Situasi dinilai semakin kompleks karena melibatkan banyak pihak dan berpotensi sulit diprediksi, sehingga meningkatkan ketidakpastian global.

Baca Juga: IHSG Semakin Hancur pada Sesi I, Turun 4% dan 748 Saham Merah

Data China Tambah Tekanan

Tekanan juga datang dari rilis data ekonomi Tiongkok. Biro Statistik China melaporkan indeks manufaktur turun dari 49,3 menjadi 49,0 pada Februari. Ini merupakan kontraksi bulan kedua berturut-turut, yang memperkuat kekhawatiran perlambatan ekonomi global.

Kekhawatiran Energi dan APBN di Dalam Negeri

Dari dalam negeri, pasar dibayangi isu ketahanan energi. Menteri ESDM sebelumnya menyebut cadangan bahan bakar minyak (BBM) Indonesia hanya cukup untuk 20 hari ke depan. Hal ini memunculkan kekhawatiran terhadap keberlanjutan impor energi.

Di tengah konflik Timur Tengah yang belum mereda, lonjakan harga minyak mentah global berpotensi membebani Anggaran Pendapatan dan Belanja Negara (APBN).

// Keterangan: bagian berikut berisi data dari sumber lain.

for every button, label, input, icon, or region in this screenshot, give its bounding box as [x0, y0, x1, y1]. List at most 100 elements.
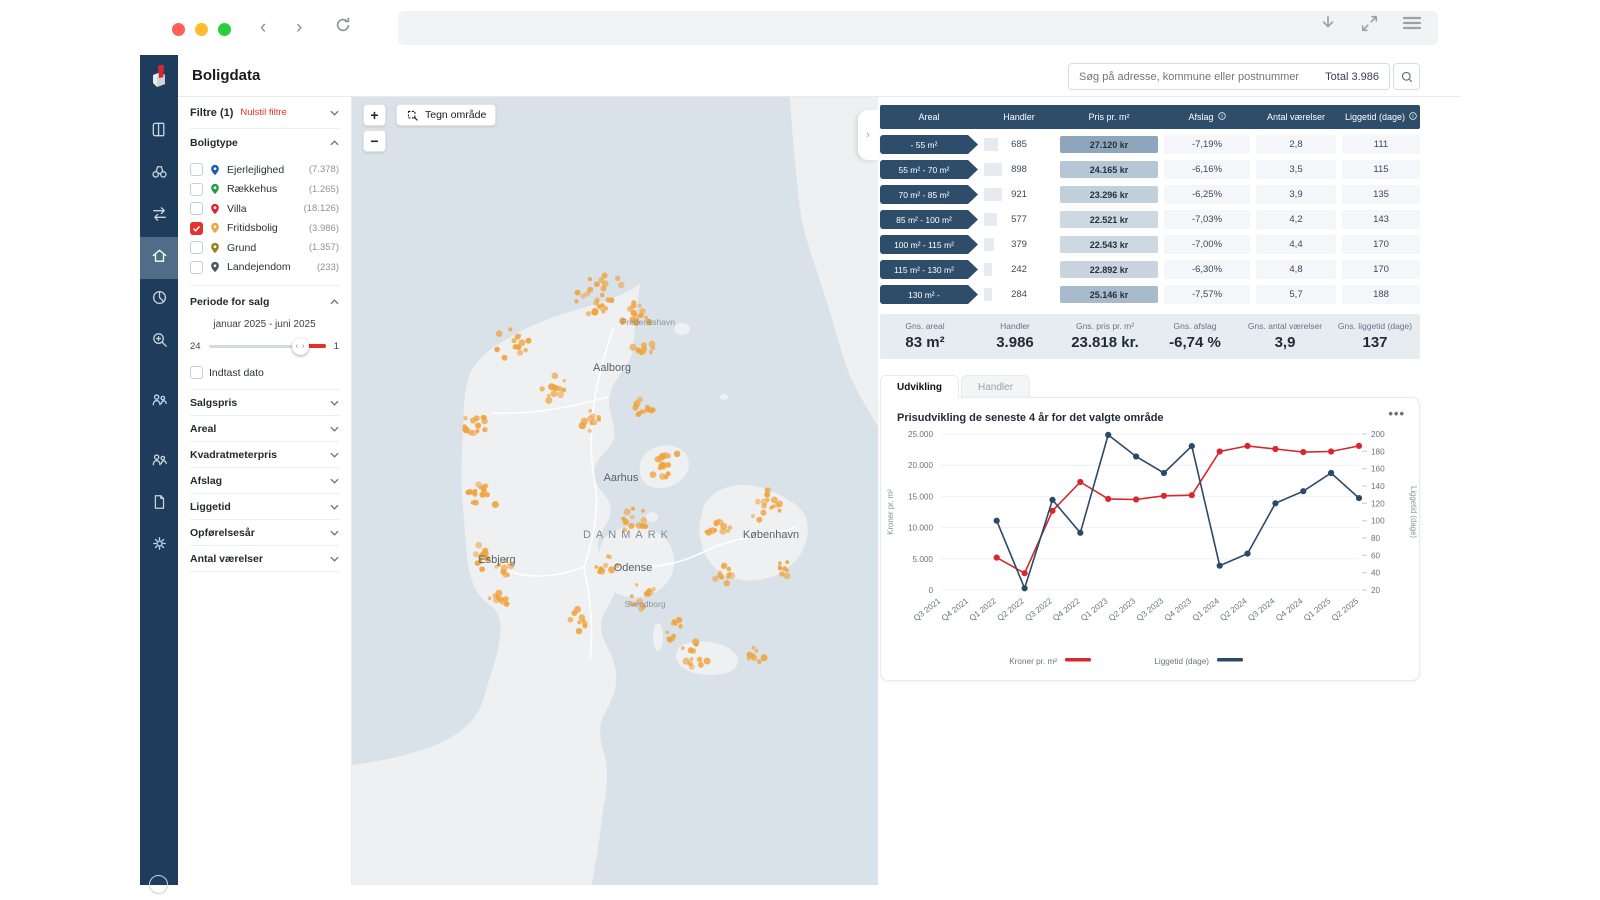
- sidebar-item-people[interactable]: [140, 381, 178, 423]
- info-icon[interactable]: [1409, 112, 1417, 122]
- sidebar-item-journal[interactable]: [140, 111, 178, 153]
- vaerelser-cell: 4,8: [1256, 260, 1336, 279]
- sidebar-item-zoom-search[interactable]: [140, 321, 178, 363]
- download-icon[interactable]: [1319, 14, 1337, 32]
- filter-section-liggetid[interactable]: Liggetid: [190, 494, 339, 520]
- handler-mini-bar: [984, 138, 998, 151]
- svg-text:Q4 2022: Q4 2022: [1051, 596, 1082, 623]
- sidebar-item-compare[interactable]: [140, 195, 178, 237]
- boligtype-checkbox[interactable]: [190, 261, 203, 274]
- summary-item: Gns. pris pr. m²23.818 kr.: [1060, 321, 1150, 351]
- boligtype-label: Villa: [227, 203, 298, 215]
- help-icon[interactable]: [149, 875, 168, 894]
- navigation-rail: [140, 55, 178, 885]
- back-icon[interactable]: ‹: [260, 18, 266, 38]
- svg-text:180: 180: [1371, 447, 1385, 456]
- window-controls: [172, 23, 231, 36]
- periode-section-header[interactable]: Periode for salg: [190, 288, 339, 315]
- pris-cell: 25.146 kr: [1060, 286, 1158, 303]
- filter-section-opf-relses-r[interactable]: Opførelsesår: [190, 520, 339, 546]
- boligtype-count: (3.986): [309, 223, 339, 234]
- filter-section-areal[interactable]: Areal: [190, 416, 339, 442]
- handler-mini-bar: [984, 288, 992, 301]
- panel-collapse-handle[interactable]: ›: [858, 110, 878, 160]
- sidebar-item-home[interactable]: [140, 237, 178, 279]
- boligtype-checkbox[interactable]: [190, 163, 203, 176]
- table-row[interactable]: 55 m² - 70 m² 898 24.165 kr -6,16% 3,5 1…: [880, 160, 1420, 179]
- reset-filters-link[interactable]: Nulstil filtre: [240, 107, 286, 118]
- zoom-in-button[interactable]: +: [363, 104, 386, 126]
- sidebar-item-settings[interactable]: [140, 525, 178, 567]
- filter-section-afslag[interactable]: Afslag: [190, 468, 339, 494]
- enter-date-row[interactable]: Indtast dato: [190, 366, 339, 379]
- boligtype-checkbox[interactable]: [190, 222, 203, 235]
- close-window-button[interactable]: [172, 23, 185, 36]
- map-canvas[interactable]: FrederikshavnAalborgAarhusDANMARKEsbjerg…: [352, 97, 878, 885]
- table-row[interactable]: 115 m² - 130 m² 242 22.892 kr -6,30% 4,8…: [880, 260, 1420, 279]
- sidebar-item-people-alt[interactable]: [140, 441, 178, 483]
- boligtype-item-rækkehus[interactable]: Rækkehus(1.265): [190, 180, 339, 200]
- tab-udvikling[interactable]: Udvikling: [880, 375, 959, 398]
- search-input[interactable]: [1069, 71, 1325, 83]
- boligtype-item-ejerlejlighed[interactable]: Ejerlejlighed(7.378): [190, 160, 339, 180]
- sidebar-item-document[interactable]: [140, 483, 178, 525]
- svg-text:25.000: 25.000: [908, 430, 933, 439]
- boligtype-item-grund[interactable]: Grund(1.357): [190, 238, 339, 258]
- compare-arrows-icon: [150, 204, 169, 228]
- info-icon[interactable]: [1218, 112, 1226, 122]
- filter-section-antal-v-relser[interactable]: Antal værelser: [190, 546, 339, 572]
- url-bar[interactable]: [398, 11, 1438, 45]
- kebab-menu-icon[interactable]: •••: [1388, 406, 1405, 421]
- table-row[interactable]: - 55 m² 685 27.120 kr -7,19% 2,8 111: [880, 135, 1420, 154]
- forward-icon[interactable]: ›: [296, 18, 302, 38]
- handler-mini-bar: [984, 213, 997, 226]
- areal-range-cell: 85 m² - 100 m²: [880, 210, 978, 229]
- app-logo[interactable]: [147, 63, 171, 89]
- slider-track[interactable]: ‹ ›: [209, 338, 326, 354]
- afslag-cell: -7,19%: [1164, 135, 1250, 154]
- svg-text:Liggetid (dage): Liggetid (dage): [1409, 486, 1417, 538]
- home-icon: [150, 246, 169, 270]
- chevron-up-icon: [330, 296, 339, 308]
- zoom-out-button[interactable]: −: [363, 130, 386, 152]
- boligtype-item-fritidsbolig[interactable]: Fritidsbolig(3.986): [190, 219, 339, 239]
- handler-mini-bar: [984, 188, 1002, 201]
- refresh-icon[interactable]: [334, 16, 352, 39]
- draw-area-button[interactable]: Tegn område: [396, 104, 496, 126]
- boligtype-checkbox[interactable]: [190, 183, 203, 196]
- periode-range-label: januar 2025 - juni 2025: [190, 319, 339, 330]
- boligtype-checkbox[interactable]: [190, 241, 203, 254]
- filter-section-kvadratmeterpris[interactable]: Kvadratmeterpris: [190, 442, 339, 468]
- periode-title: Periode for salg: [190, 296, 269, 308]
- maximize-window-button[interactable]: [218, 23, 231, 36]
- boligtype-item-landejendom[interactable]: Landejendom(233): [190, 258, 339, 278]
- table-row[interactable]: 100 m² - 115 m² 379 22.543 kr -7,00% 4,4…: [880, 235, 1420, 254]
- expand-icon[interactable]: [1361, 15, 1378, 32]
- enter-date-checkbox[interactable]: [190, 366, 203, 379]
- afslag-cell: -6,16%: [1164, 160, 1250, 179]
- minimize-window-button[interactable]: [195, 23, 208, 36]
- svg-text:Q2 2022: Q2 2022: [996, 596, 1027, 623]
- map-pin-icon: [209, 222, 221, 234]
- table-header-cell: Areal: [880, 112, 978, 122]
- table-row[interactable]: 85 m² - 100 m² 577 22.521 kr -7,03% 4,2 …: [880, 210, 1420, 229]
- handler-cell: 921: [984, 185, 1054, 204]
- sidebar-item-statistics[interactable]: [140, 279, 178, 321]
- boligtype-checkbox[interactable]: [190, 202, 203, 215]
- menu-icon[interactable]: [1402, 15, 1422, 31]
- people-alt-icon: [150, 450, 169, 474]
- chevron-down-icon[interactable]: [330, 107, 339, 119]
- tab-handler[interactable]: Handler: [961, 375, 1030, 398]
- table-row[interactable]: 130 m² - 284 25.146 kr -7,57% 5,7 188: [880, 285, 1420, 304]
- search-button[interactable]: [1393, 63, 1420, 90]
- table-header-cell: Liggetid (dage): [1342, 112, 1420, 122]
- pris-cell: 22.543 kr: [1060, 236, 1158, 253]
- svg-text:Liggetid (dage): Liggetid (dage): [1154, 657, 1209, 666]
- table-row[interactable]: 70 m² - 85 m² 921 23.296 kr -6,25% 3,9 1…: [880, 185, 1420, 204]
- filter-section-salgspris[interactable]: Salgspris: [190, 390, 339, 416]
- sidebar-item-binoculars[interactable]: [140, 153, 178, 195]
- boligtype-section-header[interactable]: Boligtype: [190, 129, 339, 156]
- boligtype-item-villa[interactable]: Villa(18.126): [190, 199, 339, 219]
- summary-item: Gns. antal værelser3,9: [1240, 321, 1330, 351]
- slider-thumb[interactable]: ‹ ›: [292, 338, 309, 355]
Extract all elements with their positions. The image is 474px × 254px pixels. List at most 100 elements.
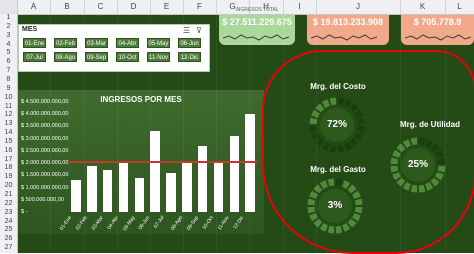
column-gridline bbox=[445, 14, 446, 253]
y-tick-label: $ - bbox=[21, 209, 28, 215]
row-header-25[interactable]: 25 bbox=[0, 226, 17, 233]
row-header-15[interactable]: 15 bbox=[0, 138, 17, 145]
kpi-sparkline bbox=[405, 34, 472, 41]
column-header-a[interactable]: A bbox=[17, 0, 51, 14]
column-gridline bbox=[183, 14, 184, 253]
row-header-13[interactable]: 13 bbox=[0, 120, 17, 127]
bar-01-ene[interactable] bbox=[71, 180, 81, 212]
column-header-c[interactable]: C bbox=[84, 0, 118, 14]
kpi-value: $ 19.813.233.908 bbox=[312, 17, 384, 27]
column-gridline bbox=[283, 14, 284, 253]
row-header-2[interactable]: 2 bbox=[0, 23, 17, 30]
row-header-12[interactable]: 12 bbox=[0, 111, 17, 118]
column-header-j[interactable]: J bbox=[316, 0, 401, 14]
gauge-segment bbox=[392, 172, 401, 181]
x-tick-label: 10-Oct bbox=[200, 215, 215, 231]
bar-07-jul[interactable] bbox=[166, 172, 176, 212]
gauge-segment bbox=[402, 182, 411, 191]
slicer-item-08-ago[interactable]: 08-Ago bbox=[54, 52, 77, 62]
column-gridline bbox=[150, 14, 151, 253]
y-tick-label: $ 3.500.000.000,00 bbox=[21, 123, 69, 130]
gauge-label: Mrg. del Gasto bbox=[310, 165, 366, 174]
kpi-card-utilidad: $ 705.778.9 bbox=[401, 15, 474, 45]
multi-select-icon[interactable]: ☰ bbox=[183, 26, 190, 35]
column-header-k[interactable]: K bbox=[400, 0, 446, 14]
row-header-9[interactable]: 9 bbox=[0, 85, 17, 92]
bar-09-sep[interactable] bbox=[197, 146, 208, 212]
slicer-item-10-oct[interactable]: 10-Oct bbox=[116, 52, 139, 62]
column-header-d[interactable]: D bbox=[117, 0, 151, 14]
slicer-item-04-abr[interactable]: 04-Abr bbox=[116, 38, 139, 48]
gauge-segment bbox=[344, 142, 353, 151]
row-header-23[interactable]: 23 bbox=[0, 209, 17, 216]
gauge-segment bbox=[309, 190, 318, 199]
slicer-item-06-jun[interactable]: 06-Jun bbox=[178, 38, 201, 48]
slicer-item-12-dic[interactable]: 12-Dic bbox=[178, 52, 201, 62]
x-tick-label: 09-Sep bbox=[185, 215, 200, 232]
row-header-1[interactable]: 1 bbox=[0, 14, 17, 21]
select-all-corner[interactable] bbox=[0, 0, 18, 14]
y-tick-label: $ 500.000.000,00 bbox=[21, 196, 64, 203]
row-header-14[interactable]: 14 bbox=[0, 129, 17, 136]
gauge-segment bbox=[356, 117, 365, 125]
row-header-17[interactable]: 17 bbox=[0, 156, 17, 163]
x-tick-label: 07-Jul bbox=[152, 215, 166, 230]
column-gridline bbox=[249, 14, 250, 253]
y-tick-label: $ 1.500.000.000,00 bbox=[21, 172, 69, 179]
slicer-item-07-jul[interactable]: 07-Jul bbox=[23, 52, 46, 62]
bar-11-nov[interactable] bbox=[229, 136, 239, 212]
row-header-26[interactable]: 26 bbox=[0, 235, 17, 242]
gauge-segment bbox=[410, 184, 418, 193]
row-header-3[interactable]: 3 bbox=[0, 32, 17, 39]
gauge-segment bbox=[315, 103, 325, 113]
bar-02-feb[interactable] bbox=[87, 165, 97, 212]
row-header-19[interactable]: 19 bbox=[0, 173, 17, 180]
column-header-b[interactable]: B bbox=[50, 0, 85, 14]
row-header-21[interactable]: 21 bbox=[0, 191, 17, 198]
row-header-5[interactable]: 5 bbox=[0, 49, 17, 56]
slicer-item-02-feb[interactable]: 02-Feb bbox=[54, 38, 77, 48]
row-header-8[interactable]: 8 bbox=[0, 76, 17, 83]
average-line bbox=[68, 160, 258, 163]
row-header-10[interactable]: 10 bbox=[0, 94, 17, 101]
gauge-segment bbox=[352, 213, 361, 222]
clear-filter-icon[interactable]: ⊽ bbox=[196, 26, 202, 35]
gauge-value: 25% bbox=[407, 159, 428, 170]
gauge-segment bbox=[321, 99, 330, 108]
row-header-7[interactable]: 7 bbox=[0, 67, 17, 74]
gauge-segment bbox=[347, 218, 357, 228]
gauge-segment bbox=[354, 198, 363, 206]
slicer-item-01-ene[interactable]: 01-Ene bbox=[23, 38, 46, 48]
gauge-segment bbox=[315, 137, 325, 147]
gauge-segment bbox=[349, 137, 359, 147]
slicer-item-03-mar[interactable]: 03-Mar bbox=[85, 38, 108, 48]
gauge-segment bbox=[356, 125, 365, 133]
gauge-segment bbox=[319, 180, 328, 189]
mes-slicer[interactable]: MES ☰ ⊽ 01-Ene 02-Feb 03-Mar 04-Abr 05-May 06… bbox=[18, 24, 210, 72]
bar-05-may[interactable] bbox=[134, 177, 144, 212]
bar-03-mar[interactable] bbox=[102, 170, 113, 212]
row-header-18[interactable]: 18 bbox=[0, 164, 17, 171]
slicer-item-09-sep[interactable]: 09-Sep bbox=[85, 52, 108, 62]
bar-04-abr[interactable] bbox=[118, 163, 129, 212]
ingresos-por-mes-chart[interactable]: INGRESOS POR MES $ 4.500.000.000,00 $ 4.0… bbox=[18, 90, 264, 234]
gauge-segment bbox=[390, 165, 399, 173]
row-header-20[interactable]: 20 bbox=[0, 182, 17, 189]
column-header-l[interactable]: L bbox=[445, 0, 474, 14]
row-header-6[interactable]: 6 bbox=[0, 58, 17, 65]
row-header-27[interactable]: 27 bbox=[0, 244, 17, 251]
row-header-22[interactable]: 22 bbox=[0, 200, 17, 207]
column-header-f[interactable]: F bbox=[183, 0, 217, 14]
bar-12-dic[interactable] bbox=[245, 114, 255, 212]
bar-06-jun[interactable] bbox=[150, 131, 160, 212]
row-header-11[interactable]: 11 bbox=[0, 103, 17, 110]
column-gridline bbox=[84, 14, 85, 253]
x-tick-label: 05-May bbox=[122, 215, 137, 233]
row-header-16[interactable]: 16 bbox=[0, 147, 17, 154]
gauge-value: 3% bbox=[327, 200, 343, 211]
column-header-e[interactable]: E bbox=[150, 0, 184, 14]
row-header-24[interactable]: 24 bbox=[0, 218, 17, 225]
gauge-segment bbox=[435, 172, 444, 181]
row-header-4[interactable]: 4 bbox=[0, 41, 17, 48]
x-tick-label: 02-Feb bbox=[74, 215, 89, 232]
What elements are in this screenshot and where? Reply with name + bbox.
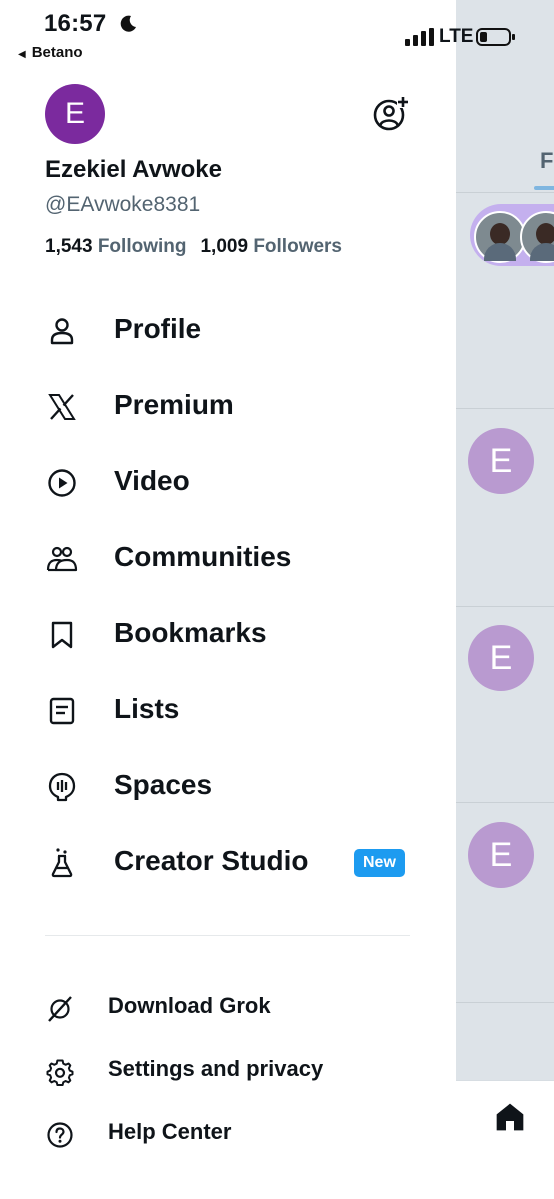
following-label: Following bbox=[97, 236, 187, 257]
menu-divider bbox=[45, 935, 410, 936]
back-triangle-icon: ◀ bbox=[18, 49, 26, 60]
profile-name[interactable]: Ezekiel Avwoke bbox=[45, 156, 222, 184]
menu-item-profile[interactable]: Profile bbox=[0, 300, 456, 360]
menu-item-creator-studio[interactable]: Creator Studio New bbox=[0, 832, 456, 892]
x-logo-icon bbox=[48, 394, 76, 420]
battery-icon bbox=[476, 28, 515, 46]
menu-item-label: Spaces bbox=[114, 769, 213, 800]
menu-item-label: Creator Studio bbox=[114, 845, 309, 876]
menu-item-download-grok[interactable]: Download Grok bbox=[0, 985, 456, 1035]
following-link[interactable]: 1,543 Following bbox=[45, 236, 186, 257]
menu-item-label: Help Center bbox=[108, 1119, 232, 1144]
moon-icon bbox=[120, 15, 136, 32]
tab-following-fragment: Fo bbox=[540, 148, 554, 173]
menu-item-label: Video bbox=[114, 465, 190, 496]
play-circle-icon bbox=[48, 469, 76, 497]
menu-item-bookmarks[interactable]: Bookmarks bbox=[0, 604, 456, 664]
post-divider bbox=[456, 606, 554, 607]
menu-item-label: Download Grok bbox=[108, 993, 271, 1018]
menu-item-label: Bookmarks bbox=[114, 617, 267, 648]
followers-count: 1,009 bbox=[200, 236, 249, 257]
menu-item-premium[interactable]: Premium bbox=[0, 376, 456, 436]
background-timeline[interactable]: Fo E E E bbox=[456, 0, 554, 1199]
tab-indicator bbox=[534, 186, 554, 190]
spaces-icon bbox=[48, 772, 76, 802]
post-divider bbox=[456, 1002, 554, 1003]
menu-item-settings[interactable]: Settings and privacy bbox=[0, 1048, 456, 1098]
post-avatar[interactable]: E bbox=[468, 428, 534, 494]
follow-stats: 1,543 Following 1,009 Followers bbox=[45, 236, 342, 258]
help-icon bbox=[47, 1122, 73, 1148]
post-avatar[interactable]: E bbox=[468, 625, 534, 691]
add-account-icon[interactable] bbox=[372, 94, 410, 132]
list-icon bbox=[49, 697, 75, 725]
stories-pill[interactable] bbox=[470, 204, 554, 266]
home-icon[interactable] bbox=[494, 1101, 526, 1133]
communities-icon bbox=[46, 546, 78, 572]
story-avatar bbox=[520, 211, 554, 263]
following-count: 1,543 bbox=[45, 236, 93, 257]
bottom-navigation bbox=[456, 1080, 554, 1199]
menu-item-help-center[interactable]: Help Center bbox=[0, 1111, 456, 1161]
menu-item-label: Premium bbox=[114, 389, 234, 420]
post-divider bbox=[456, 408, 554, 409]
side-drawer: E Ezekiel Avwoke @EAvwoke8381 1,543 Foll… bbox=[0, 0, 456, 1199]
bookmark-icon bbox=[51, 621, 73, 649]
grok-icon bbox=[48, 996, 72, 1022]
status-bar: 16:57 ◀ Betano LTE bbox=[0, 0, 554, 70]
menu-item-communities[interactable]: Communities bbox=[0, 528, 456, 588]
signal-icon bbox=[405, 28, 434, 46]
menu-item-video[interactable]: Video bbox=[0, 452, 456, 512]
menu-item-label: Lists bbox=[114, 693, 180, 724]
status-time: 16:57 bbox=[44, 10, 107, 37]
header-divider bbox=[456, 192, 554, 193]
followers-label: Followers bbox=[253, 236, 342, 257]
profile-handle: @EAvwoke8381 bbox=[45, 193, 201, 216]
back-to-app-link[interactable]: ◀ Betano bbox=[18, 44, 83, 61]
menu-item-lists[interactable]: Lists bbox=[0, 680, 456, 740]
flask-icon bbox=[51, 848, 73, 878]
network-type: LTE bbox=[439, 26, 474, 47]
menu-item-spaces[interactable]: Spaces bbox=[0, 756, 456, 816]
new-badge: New bbox=[354, 849, 405, 877]
post-divider bbox=[456, 802, 554, 803]
menu-item-label: Settings and privacy bbox=[108, 1056, 324, 1081]
avatar[interactable]: E bbox=[45, 84, 105, 144]
menu-item-label: Communities bbox=[114, 541, 292, 572]
followers-link[interactable]: 1,009 Followers bbox=[200, 236, 342, 257]
back-app-label: Betano bbox=[31, 44, 83, 61]
person-icon bbox=[50, 318, 74, 345]
post-avatar[interactable]: E bbox=[468, 822, 534, 888]
menu-item-label: Profile bbox=[114, 313, 202, 344]
story-avatar bbox=[474, 211, 526, 263]
gear-icon bbox=[46, 1059, 74, 1086]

Pasar pun mencemaskan potensi pelebaran defisit anggaran melampaui batas 3 persen PDB, meski pemerintah telah berkomitmen menjaga defisit tetap di bawah ambang tersebut.

Sebagai langkah antisipasi, Kementerian ESDM berencana meningkatkan volume impor minyak dari AS.